4月24日の第4節大宮アルディージャU18戦を最後に、緊急事態宣言により中断していた高円宮杯 JFA U-18サッカープレミアリーグ 2021 EASTは、6月28日の第8節浦和レッズユース戦で再開した。順延となった第5、6、7節のうち第6節の清水エスパルスユース戦は代替日が未定。第7節の柏レイソルU-18戦は8月28日に実施されることが決まっている。※7月23日現在。

FC東京U-18はホーム小平グランドで浦和を相手に1-0の勝利を収めたあと、アウェイの連戦となり、7月4日には首位の青森山田高校を相手にエース野澤零温のゴールで先制しながら追いつかれ、悔しい引き分け。そして続く7月10日には延期分の第5節で流通経済大学柏高校とスコアレスドロー。勝てなかったことは残念だが、上位との敵地での戦いに負けなかったことは評価出来る。

今週末の7月25日からは第45回 日本クラブユースサッカー選手権(U-18)に臨む東京。いよいよ夏本番がやってくるが、ここで暑い夏の始まりとなった浦和戦を振り返ってみたい。

プレミアに先立ち、FC東京U-18はクラブユースの関東大会から公式戦を再開していたが、ここで出場機会を得て結果を出した生地慶多が、浦和戦で野澤と2トップに抜擢された。



トップチームに似て主体的にボールを動かしゴールを狙ってくる浦和に対し、彼らのボール回しを攻撃的な守備で封じようと、野澤と生地が激しいチェイシングを絶やさず、東京は戦った。

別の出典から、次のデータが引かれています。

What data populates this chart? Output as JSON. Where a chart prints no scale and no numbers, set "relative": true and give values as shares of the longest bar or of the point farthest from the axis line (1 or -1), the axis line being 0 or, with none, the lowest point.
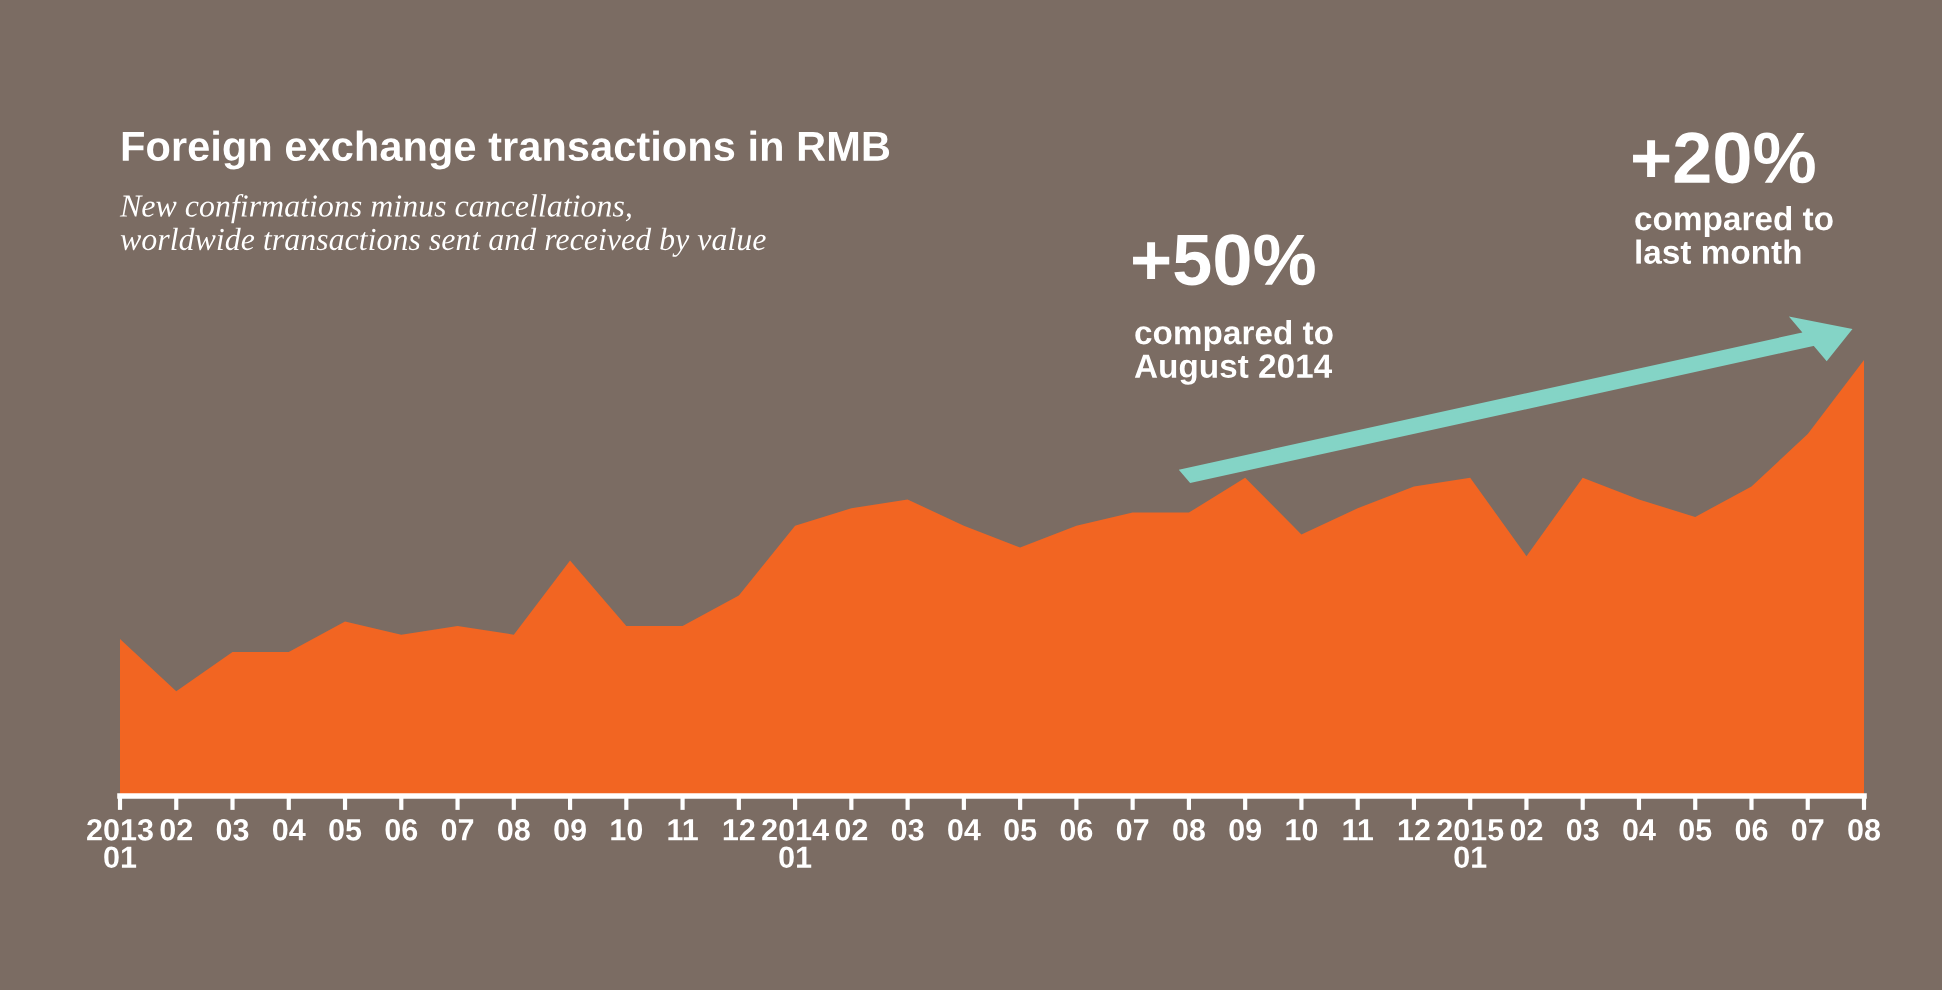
{
  "chart_data": {
    "type": "area",
    "title": "Foreign exchange transactions in RMB",
    "subtitle": "New confirmations minus cancellations,\nworldwide transactions sent and received by value",
    "categories": [
      "2013\n01",
      "02",
      "03",
      "04",
      "05",
      "06",
      "07",
      "08",
      "09",
      "10",
      "11",
      "12",
      "2014\n01",
      "02",
      "03",
      "04",
      "05",
      "06",
      "07",
      "08",
      "09",
      "10",
      "11",
      "12",
      "2015\n01",
      "02",
      "03",
      "04",
      "05",
      "06",
      "07",
      "08"
    ],
    "relative": true,
    "series": [
      {
        "color": "#f26522",
        "values": [
          0.36,
          0.24,
          0.33,
          0.33,
          0.4,
          0.37,
          0.39,
          0.37,
          0.54,
          0.39,
          0.39,
          0.46,
          0.62,
          0.66,
          0.68,
          0.62,
          0.57,
          0.62,
          0.65,
          0.65,
          0.73,
          0.6,
          0.66,
          0.71,
          0.73,
          0.55,
          0.73,
          0.68,
          0.64,
          0.71,
          0.83,
          1.0
        ]
      }
    ],
    "annotations": [
      "+50%",
      "compared to\nAugust 2014",
      "+20%",
      "compared to\nlast month"
    ],
    "grid": false,
    "legend": false
  }
}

中村忠監督は試合前に「相手のグランドでサッカーをしよう」と選手に呼びかけていたが、そのとおりの試合展開となった。



途中、守護神・彼島優のスーパーセーブで難を逃れる場面もあったが、全体的に激しい球際の守備が効いて東京がゲームを制し、粘り強く相手を追う。そして後半20分に宮下菖悟の右クロスを野澤がヘディングで叩き込み、貴重な1点を挙げた。その後このゴールを守りきっての完封勝利。先発の11人が責任をもって90分間戦うべきという中村監督の考えもあり、交代なしでタイムアップの笛を聞いた。その瞬間、野澤と生地はピッチに座り込んだ。いかに2トップの消耗が激しかったかを物語る場面だった。



試合後、生地は「東京は球際、切り替え、ハードワーク」と、自分たちのプレースタイルを誇った。クラブの理念がアカデミーに浸透している証であり、それを選手が言葉として迷わず口に出来ることがすばらしかった。

この試合、中村監督が大きな声で発する指示の大半は、生地に対してのものだった。安田虎士朗も不在となるなか、前線からの守備がキーポイントであり生地がキープレーヤーだったということなのだろう。この点を問うと、中村監督は「生地は今日ね…生地次第だなというのがあって(笑)」と言い、笑みをこぼした。

「安田がけがをしていたり、俵積田(晃太)が2年生ということもあり、生地がこの大会(クラブユース選手権)でチームの得点源になっていた。そういう状況のなか、『今日やらなくていつやるの?』という感じで。トレーニングのときから僕も彼(生地)に想いを託すというか、こういうチャンスを活かせよ、という気持ちがありました。
前線の運動量がなく、ボールを持つ時間が短いと、結局、相手に怖がられない。彼の良いところはそんなにボールを持てないけど背後に走ってウラをとるとか、ボールを引き出すとか、おとりになるとか。そういうところが持ち味なので、そこを出してくれたら相手は嫌がるだろうな、と。まあ、なんとか最後まで保ったという。まだまだ改善すべきところはあるんですが、非常によくがんばった」

改善すべき点のひとつは、生地と同じ仕事をしながら1点をもぎとった野澤のような決定力がまだ足りないということだろう。それは今後克服していくべき課題だが、いずれにしても緊急登板の2年生としてよく働いたことは間違いない。クラブユースまでのリーグ戦3試合を無敗で乗り切る、そのきっかけとして、貴重な勝利だった。